Many people struggle to cope with the loss of a limb and are left with a sense of bereavement.
The Disablement Services Centre – now the Specialist Mobility Rehabilitation Centre – helps them come to terms with it and rebuild their lives.
It provides everything from counselling post amputation to the measuring, fitting and testing of artificial limbs.
The centre, which has held a Charter Mark since the scheme's launch in 1992, provides specialist wheelchair and artificial limb services throughout Lancashire.
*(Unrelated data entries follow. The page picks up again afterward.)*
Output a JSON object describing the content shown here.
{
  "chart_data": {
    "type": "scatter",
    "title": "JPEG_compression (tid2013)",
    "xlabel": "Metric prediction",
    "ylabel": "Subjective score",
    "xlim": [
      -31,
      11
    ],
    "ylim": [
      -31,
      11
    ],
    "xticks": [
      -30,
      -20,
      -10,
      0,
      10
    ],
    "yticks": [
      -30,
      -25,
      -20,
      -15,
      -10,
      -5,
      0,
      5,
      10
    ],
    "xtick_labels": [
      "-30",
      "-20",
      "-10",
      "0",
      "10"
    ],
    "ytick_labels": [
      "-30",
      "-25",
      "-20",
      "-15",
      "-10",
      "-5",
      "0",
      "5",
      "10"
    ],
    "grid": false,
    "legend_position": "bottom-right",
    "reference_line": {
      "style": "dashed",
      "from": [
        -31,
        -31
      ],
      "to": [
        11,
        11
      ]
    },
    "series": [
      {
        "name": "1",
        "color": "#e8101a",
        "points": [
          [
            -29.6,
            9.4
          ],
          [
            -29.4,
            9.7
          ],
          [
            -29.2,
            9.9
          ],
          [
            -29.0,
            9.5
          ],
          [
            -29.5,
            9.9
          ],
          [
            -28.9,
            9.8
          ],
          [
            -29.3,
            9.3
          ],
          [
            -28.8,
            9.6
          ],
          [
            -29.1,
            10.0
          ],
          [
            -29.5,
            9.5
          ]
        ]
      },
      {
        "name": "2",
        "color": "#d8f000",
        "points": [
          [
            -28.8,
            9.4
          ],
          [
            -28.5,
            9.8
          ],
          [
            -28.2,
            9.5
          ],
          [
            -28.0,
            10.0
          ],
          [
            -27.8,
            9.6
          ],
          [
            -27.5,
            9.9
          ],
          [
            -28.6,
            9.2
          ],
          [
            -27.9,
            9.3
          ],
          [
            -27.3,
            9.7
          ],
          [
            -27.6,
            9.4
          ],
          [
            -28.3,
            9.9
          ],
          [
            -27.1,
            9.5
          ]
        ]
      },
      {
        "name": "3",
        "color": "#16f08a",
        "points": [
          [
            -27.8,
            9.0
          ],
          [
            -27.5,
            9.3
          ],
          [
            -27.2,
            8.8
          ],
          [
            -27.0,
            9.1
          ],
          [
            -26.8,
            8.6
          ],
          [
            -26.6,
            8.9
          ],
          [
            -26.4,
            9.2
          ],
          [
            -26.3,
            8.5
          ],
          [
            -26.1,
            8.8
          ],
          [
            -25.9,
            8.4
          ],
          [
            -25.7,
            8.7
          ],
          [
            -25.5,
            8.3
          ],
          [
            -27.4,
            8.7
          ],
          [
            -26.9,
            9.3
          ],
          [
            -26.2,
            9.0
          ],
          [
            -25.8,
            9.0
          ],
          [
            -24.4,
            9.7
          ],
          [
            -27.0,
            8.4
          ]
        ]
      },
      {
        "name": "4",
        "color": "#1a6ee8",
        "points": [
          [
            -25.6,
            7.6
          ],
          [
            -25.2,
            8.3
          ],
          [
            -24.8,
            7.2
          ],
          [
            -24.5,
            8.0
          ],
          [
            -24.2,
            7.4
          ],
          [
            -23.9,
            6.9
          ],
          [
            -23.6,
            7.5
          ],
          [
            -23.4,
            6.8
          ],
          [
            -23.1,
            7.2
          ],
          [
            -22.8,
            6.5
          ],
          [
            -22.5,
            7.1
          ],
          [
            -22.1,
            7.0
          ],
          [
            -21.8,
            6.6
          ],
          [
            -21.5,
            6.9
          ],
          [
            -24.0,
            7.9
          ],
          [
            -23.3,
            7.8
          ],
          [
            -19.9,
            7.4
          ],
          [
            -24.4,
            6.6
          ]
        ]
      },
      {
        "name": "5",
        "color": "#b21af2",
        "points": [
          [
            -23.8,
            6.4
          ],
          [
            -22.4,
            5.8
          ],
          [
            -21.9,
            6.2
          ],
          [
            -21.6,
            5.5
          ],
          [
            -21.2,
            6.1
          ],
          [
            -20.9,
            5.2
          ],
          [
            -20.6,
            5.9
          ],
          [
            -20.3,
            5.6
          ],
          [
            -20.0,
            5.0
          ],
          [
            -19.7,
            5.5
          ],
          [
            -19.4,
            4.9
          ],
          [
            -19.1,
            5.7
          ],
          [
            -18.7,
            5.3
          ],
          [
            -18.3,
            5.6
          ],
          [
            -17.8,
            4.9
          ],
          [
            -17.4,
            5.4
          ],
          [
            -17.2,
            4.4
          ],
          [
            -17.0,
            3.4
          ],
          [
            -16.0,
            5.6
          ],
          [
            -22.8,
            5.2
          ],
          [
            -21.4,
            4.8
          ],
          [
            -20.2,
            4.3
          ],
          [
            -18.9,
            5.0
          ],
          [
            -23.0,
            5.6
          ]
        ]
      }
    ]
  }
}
Its new home is the ground floor of the Preston Business Centre and features dedicated consultation areas, including upper and lower limb paediatric treatment rooms, assessment rooms for wheelchair and specialist seating clinics and a resource room for training
purposes.
Around 70 staff have transferred from the Royal Preston Hospital to the new purpose designed facility.
Dr Fergus Jepson, rehabilitation medicine consultant at Lancashire Teaching Hospitals NHS Foundation Trust, says: "The centre features a host of new and improved facilities for patients.
"It has been purposely designed to cater for people with a range of mobility problems, including young children. Patients will have access to a range of services."
Rory Davies, head of services at the centre, says: "We want to do
everything possible to allow patients and their families the highest level of functionality and independence."